Заговор Сатаны. Исповедь контрразведчика (Белый) - страница 208

В Алма-Ату я полетел только 3 марта (из-за непредвиденных обстоятельств), побеседовали с Кунаевым, и, должен признаться, что встретил он меня хорошо. После беседы в кабинете, мы проехали в Толгарский район, потом вернулись на ночлег под Алатау. 6 марта я военным самолетом вылетел в КНР, разумеется, согласовав это все с китайской стороной. Сопровождавшие 2 истребителя КНР меня «подхватили», едва я пересек советско-китайскую границу. Из аэропорта Пекина я уже ехал на правительственном (КНР) автомобиле и сразу в загородную резиденцию Мао Цзе Дуна, там находился и Чжоу Энь Лай. Встреча прошла, как и всегда, радушно и тепло.
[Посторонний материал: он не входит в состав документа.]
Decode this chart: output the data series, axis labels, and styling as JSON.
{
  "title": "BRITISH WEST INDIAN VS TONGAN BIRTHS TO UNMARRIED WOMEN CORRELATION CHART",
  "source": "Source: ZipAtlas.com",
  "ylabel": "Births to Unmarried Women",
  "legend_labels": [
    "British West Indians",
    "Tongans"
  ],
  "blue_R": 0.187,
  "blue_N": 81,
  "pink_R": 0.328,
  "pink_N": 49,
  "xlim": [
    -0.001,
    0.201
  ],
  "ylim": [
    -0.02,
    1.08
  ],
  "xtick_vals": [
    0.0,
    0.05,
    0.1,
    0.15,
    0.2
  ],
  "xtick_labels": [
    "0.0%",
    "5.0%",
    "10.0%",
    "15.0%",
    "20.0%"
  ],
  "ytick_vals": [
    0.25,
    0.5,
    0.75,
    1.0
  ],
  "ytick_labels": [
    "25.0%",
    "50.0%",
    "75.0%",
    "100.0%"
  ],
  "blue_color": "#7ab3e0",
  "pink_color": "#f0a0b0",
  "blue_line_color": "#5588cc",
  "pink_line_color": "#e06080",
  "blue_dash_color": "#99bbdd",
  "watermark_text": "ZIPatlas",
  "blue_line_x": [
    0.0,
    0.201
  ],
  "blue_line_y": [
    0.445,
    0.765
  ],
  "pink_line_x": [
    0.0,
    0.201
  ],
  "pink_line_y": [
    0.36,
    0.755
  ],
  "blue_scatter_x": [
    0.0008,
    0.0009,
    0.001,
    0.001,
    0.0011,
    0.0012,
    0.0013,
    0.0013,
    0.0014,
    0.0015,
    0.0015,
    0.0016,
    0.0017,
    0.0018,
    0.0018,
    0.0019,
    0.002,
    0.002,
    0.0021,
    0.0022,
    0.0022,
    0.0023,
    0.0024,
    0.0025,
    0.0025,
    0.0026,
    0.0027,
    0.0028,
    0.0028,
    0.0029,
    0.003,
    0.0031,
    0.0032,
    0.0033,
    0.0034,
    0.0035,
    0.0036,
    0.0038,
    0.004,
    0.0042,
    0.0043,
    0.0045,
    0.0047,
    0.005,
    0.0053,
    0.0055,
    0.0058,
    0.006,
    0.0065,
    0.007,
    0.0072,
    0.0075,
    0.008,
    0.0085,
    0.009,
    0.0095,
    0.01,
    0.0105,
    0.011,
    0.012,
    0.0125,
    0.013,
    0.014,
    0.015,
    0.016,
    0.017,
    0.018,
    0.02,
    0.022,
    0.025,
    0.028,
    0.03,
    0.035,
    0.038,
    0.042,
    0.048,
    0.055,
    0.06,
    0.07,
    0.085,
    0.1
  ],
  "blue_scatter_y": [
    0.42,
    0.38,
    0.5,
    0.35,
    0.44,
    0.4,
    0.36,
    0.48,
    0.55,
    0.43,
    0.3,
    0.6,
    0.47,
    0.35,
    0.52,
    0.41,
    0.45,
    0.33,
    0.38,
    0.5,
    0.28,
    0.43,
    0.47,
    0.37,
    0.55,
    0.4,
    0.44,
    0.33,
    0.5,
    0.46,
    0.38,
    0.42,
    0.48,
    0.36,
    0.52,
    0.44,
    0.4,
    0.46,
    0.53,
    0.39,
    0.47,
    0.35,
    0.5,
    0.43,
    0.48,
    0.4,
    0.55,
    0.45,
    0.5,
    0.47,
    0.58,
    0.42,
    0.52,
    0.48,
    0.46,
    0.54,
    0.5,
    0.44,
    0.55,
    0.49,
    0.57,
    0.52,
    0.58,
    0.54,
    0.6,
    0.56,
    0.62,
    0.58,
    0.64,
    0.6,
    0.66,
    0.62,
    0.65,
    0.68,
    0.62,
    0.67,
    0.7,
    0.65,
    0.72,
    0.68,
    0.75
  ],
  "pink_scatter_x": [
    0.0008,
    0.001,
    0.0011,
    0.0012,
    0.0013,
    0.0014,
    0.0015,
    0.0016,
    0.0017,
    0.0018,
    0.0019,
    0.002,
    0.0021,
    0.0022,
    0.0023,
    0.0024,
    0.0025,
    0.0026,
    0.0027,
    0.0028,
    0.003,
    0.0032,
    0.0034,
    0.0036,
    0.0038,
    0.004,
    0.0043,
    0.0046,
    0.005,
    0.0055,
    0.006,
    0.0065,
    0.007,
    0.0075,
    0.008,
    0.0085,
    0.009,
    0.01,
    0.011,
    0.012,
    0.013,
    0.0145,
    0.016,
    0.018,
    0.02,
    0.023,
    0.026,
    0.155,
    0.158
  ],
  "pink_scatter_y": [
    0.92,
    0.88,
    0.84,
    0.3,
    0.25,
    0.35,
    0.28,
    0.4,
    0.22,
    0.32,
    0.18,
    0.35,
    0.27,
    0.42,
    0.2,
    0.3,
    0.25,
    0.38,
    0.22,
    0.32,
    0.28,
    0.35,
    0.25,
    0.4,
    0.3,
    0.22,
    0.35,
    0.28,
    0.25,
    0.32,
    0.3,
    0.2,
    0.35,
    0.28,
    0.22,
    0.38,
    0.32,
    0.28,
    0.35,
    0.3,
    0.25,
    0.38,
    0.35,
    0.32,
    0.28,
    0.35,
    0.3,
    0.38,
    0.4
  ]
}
Поговорили о смене генсека СССР, чем Мао Цзе Дун, по виду, был доволен.

Хотя здесь же оговорился, что он просмотрел по печати все выступления прошлых лет после XX партсъезда ВКП(б) и не видит разницы в ревизионистском психозе между Брежневым и Хрущевым.

— Посмотрим, — сказал Мао Цзе Дун, как в русской пословице говорится,

«Толкач муку покажет», по ранее поощряемой моде Хрущевым не все пойдут.

Хотелось бы, чтобы Брежнев пересмотрел фальшивую позицию антисталиниста Хрущева и превратился в государственника сталинского образа. Конечно, так работать, как мог Сталин, никто не сможет. Сталин — это самородок, у него одного ума хватало на 100 человек. Помню мою первую встречу со Сталиным в Кремле, — продолжал товарищ Мао, — когда Сталин 2,5 часа продержал меня в приемной. Хотя ему раз пять докладывали, что я сижу и жду приема, но он вышел и как бы случайно меня встретил. Хитер был Иосиф Виссарионович, показал нам, восточным людям, свою кавказскую мудрость. При знакомстве с ним, когда я назвал себя и сказал, что я являюсь председателем коммунистической партии Китая, мои слова перевел переводчик. Сталин тут же с удивлением ответил, что он не знает такой партии в Китае, не знает никакой, кроме мелкобуржуазной, а сам посмеивается в свои густые усы. Я вынужден был, — вспоминал Мао Цзе Дун, — вынуть свой партийный билет и показать ему. Вообще это была проверка Сталина и уточнение, кто же к нему приехал с протянутой рукой, когда вы после войны сами голодные. Потом он на приеме был совсем другим. Это была действительно личность громадного человека, революционера-коммуниста! Потом мы уже хорошо друг друга знали. И вдруг Хрущев какой-то объявился на этом свете, прежде и слова против не говорил, а мертвого избил до синяков! — как можно так безобразничать?

В КНР я пробыл ровно сутки, обо всем, что было надо, успели переговорить.

А мы уже, как старые знакомые, говорили откровенно без дипломатических уловок и фальши. А 7 марта, вечером, я уже был в Чимкенте, а это значило дома.